March 18, 2013
Quote of the day from Q+A:
CORIN And are you confident there will be much better decision-making, that these MOM companies, in general, are going to have better board making decisions?
BILL I think mixed-ownership companies will, but there’s a real challenge for government with the lessons from Solid Energy. When you look ahead, the companies that the government will own all have their challenges – NZ Post with the shrinking postal market, TVNZ and the digital media environment, a coal company if there is still a coal company. And we are going to have to change the way we work with these companies to ensure that we don’t lose taxpayers’ money. Because the taxpayers’ money in these companies doesn’t come out of the sky; it comes from the PAYE and the GST paid by NZ households. And we have a strong responsibility for the stewardship of that money.
How good it is to have a Finance Minister who understands where the money comes from.
July 5, 2012
Joanne Black has a good case for the Mixed ownership Model for state assets (on-line here next week):
. . . I need think only of Solid Energy’s plans to build a lignite-to-briquette plant to remind myself why ownership of these companies is better left to people who can afford to risk (that is, possibly lose) their money, than to have such investments funded by taxpayers.

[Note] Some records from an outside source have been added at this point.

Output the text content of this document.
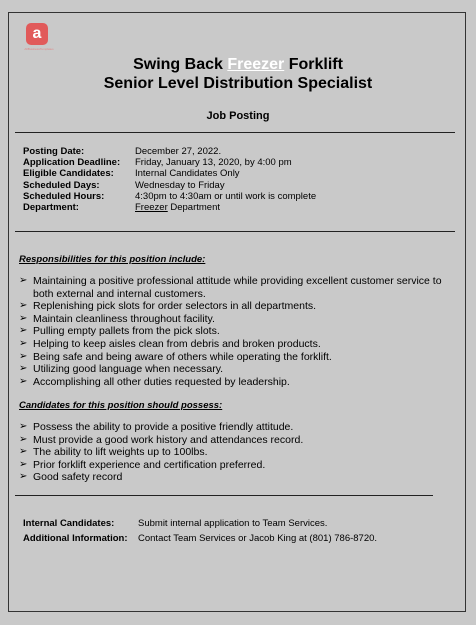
a
AllBusinessTemplates
Swing Back Freezer Forklift
Senior Level Distribution Specialist
Job Posting
Posting Date:	December 27, 2022.
Application Deadline:	Friday, January 13, 2020, by 4:00 pm
Eligible Candidates:	Internal Candidates Only
Scheduled Days:	Wednesday to Friday
Scheduled Hours:	4:30pm to 4:30am or until work is complete
Department:	Freezer Department
Responsibilities for this position include:
➢ Maintaining a positive professional attitude while providing excellent customer service to both external and internal customers.
➢ Replenishing pick slots for order selectors in all departments.
➢ Maintain cleanliness throughout facility.
➢ Pulling empty pallets from the pick slots.
➢ Helping to keep aisles clean from debris and broken products.
➢ Being safe and being aware of others while operating the forklift.
➢ Utilizing good language when necessary.
➢ Accomplishing all other duties requested by leadership.
Candidates for this position should possess:
➢ Possess the ability to provide a positive friendly attitude.
➢ Must provide a good work history and attendances record.
➢ The ability to lift weights up to 100lbs.
➢ Prior forklift experience and certification preferred.
➢ Good safety record
Internal Candidates:	Submit internal application to Team Services.
Additional Information:	Contact Team Services or Jacob King at (801) 786-8720.
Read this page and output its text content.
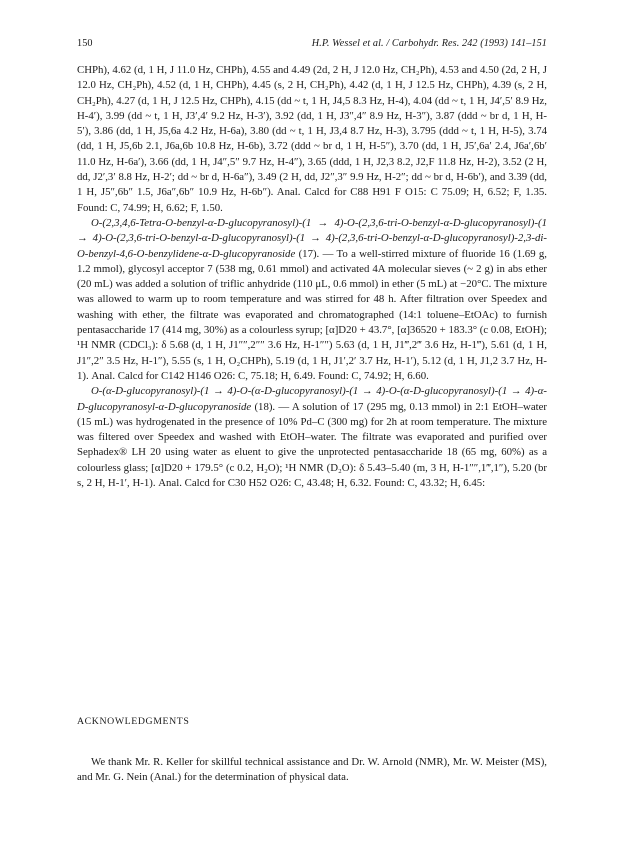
150	H.P. Wessel et al. / Carbohydr. Res. 242 (1993) 141–151

CHPh), 4.62 (d, 1 H, J 11.0 Hz, CHPh), 4.55 and 4.49 (2d, 2 H, J 12.0 Hz, CH₂Ph), 4.53 and 4.50 (2d, 2 H, J 12.0 Hz, CH₂Ph), 4.52 (d, 1 H, CHPh), 4.45 (s, 2 H, CH₂Ph), 4.42 (d, 1 H, J 12.5 Hz, CHPh), 4.39 (s, 2 H, CH₂Ph), 4.27 (d, 1 H, J 12.5 Hz, CHPh), 4.15 (dd ~ t, 1 H, J4,5 8.3 Hz, H-4), 4.04 (dd ~ t, 1 H, J4′,5′ 8.9 Hz, H-4′), 3.99 (dd ~ t, 1 H, J3′,4′ 9.2 Hz, H-3′), 3.92 (dd, 1 H, J3″,4″ 8.9 Hz, H-3″), 3.87 (ddd ~ br d, 1 H, H-5′), 3.86 (dd, 1 H, J5,6a 4.2 Hz, H-6a), 3.80 (dd ~ t, 1 H, J3,4 8.7 Hz, H-3), 3.795 (ddd ~ t, 1 H, H-5), 3.74 (dd, 1 H, J5,6b 2.1, J6a,6b 10.8 Hz, H-6b), 3.72 (ddd ~ br d, 1 H, H-5″), 3.70 (dd, 1 H, J5′,6a′ 2.4, J6a′,6b′ 11.0 Hz, H-6a′), 3.66 (dd, 1 H, J4″,5″ 9.7 Hz, H-4″), 3.65 (ddd, 1 H, J2,3 8.2, J2,F 11.8 Hz, H-2), 3.52 (2 H, dd, J2′,3′ 8.8 Hz, H-2′; dd ~ br d, H-6a″), 3.49 (2 H, dd, J2″,3″ 9.9 Hz, H-2″; dd ~ br d, H-6b′), and 3.39 (dd, 1 H, J5″,6b″ 1.5, J6a″,6b″ 10.9 Hz, H-6b″). Anal. Calcd for C88 H91 F O15: C 75.09; H, 6.52; F, 1.35. Found: C, 74.99; H, 6.62; F, 1.50.

O-(2,3,4,6-Tetra-O-benzyl-α-D-glucopyranosyl)-(1 → 4)-O-(2,3,6-tri-O-benzyl-α-D-glucopyranosyl)-(1 → 4)-O-(2,3,6-tri-O-benzyl-α-D-glucopyranosyl)-(1 → 4)-(2,3,6-tri-O-benzyl-α-D-glucopyranosyl)-2,3-di-O-benzyl-4,6-O-benzylidene-α-D-glucopyranoside (17). — To a well-stirred mixture of fluoride 16 (1.69 g, 1.2 mmol), glycosyl acceptor 7 (538 mg, 0.61 mmol) and activated 4A molecular sieves (~ 2 g) in abs ether (20 mL) was added a solution of triflic anhydride (110 μL, 0.6 mmol) in ether (5 mL) at −20°C. The mixture was allowed to warm up to room temperature and was stirred for 48 h. After filtration over Speedex and washing with ether, the filtrate was evaporated and chromatographed (14:1 toluene–EtOAc) to furnish pentasaccharide 17 (414 mg, 30%) as a colourless syrup; [α]D20 + 43.7°, [α]36520 + 183.3° (c 0.08, EtOH); ¹H NMR (CDCl₃): δ 5.68 (d, 1 H, J1″″,2″″ 3.6 Hz, H-1″″) 5.63 (d, 1 H, J1‴,2‴ 3.6 Hz, H-1‴), 5.61 (d, 1 H, J1″,2″ 3.5 Hz, H-1″), 5.55 (s, 1 H, O₂CHPh), 5.19 (d, 1 H, J1′,2′ 3.7 Hz, H-1′), 5.12 (d, 1 H, J1,2 3.7 Hz, H-1). Anal. Calcd for C142 H146 O26: C, 75.18; H, 6.49. Found: C, 74.92; H, 6.60.

O-(α-D-glucopyranosyl)-(1 → 4)-O-(α-D-glucopyranosyl)-(1 → 4)-O-(α-D-glucopyranosyl)-(1 → 4)-α-D-glucopyranosyl-α-D-glucopyranoside (18). — A solution of 17 (295 mg, 0.13 mmol) in 2:1 EtOH–water (15 mL) was hydrogenated in the presence of 10% Pd–C (300 mg) for 2h at room temperature. The mixture was filtered over Speedex and washed with EtOH–water. The filtrate was evaporated and purified over Sephadex® LH 20 using water as eluent to give the unprotected pentasaccharide 18 (65 mg, 60%) as a colourless glass; [α]D20 + 179.5° (c 0.2, H₂O); ¹H NMR (D₂O): δ 5.43–5.40 (m, 3 H, H-1″″,1‴,1″), 5.20 (br s, 2 H, H-1′, H-1). Anal. Calcd for C30 H52 O26: C, 43.48; H, 6.32. Found: C, 43.32; H, 6.45:

ACKNOWLEDGMENTS

We thank Mr. R. Keller for skillful technical assistance and Dr. W. Arnold (NMR), Mr. W. Meister (MS), and Mr. G. Nein (Anal.) for the determination of physical data.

I imagine most of us could think of several hundred things on which the government could more urgently and usefully spend our taxes than on finding out whether converting lignite to briquettes actually works. It might not.
that is not a reason for Solid energy to not pursue the project, but it is quite a good reason why someone other than taxpayers alone should pay for it.
Opponents of the MOM have focussed on the income that will be lost when a minority of shares are sold.
They conveniently overlook the costs, and the risks, that will be reduced when they’re shared by other investors.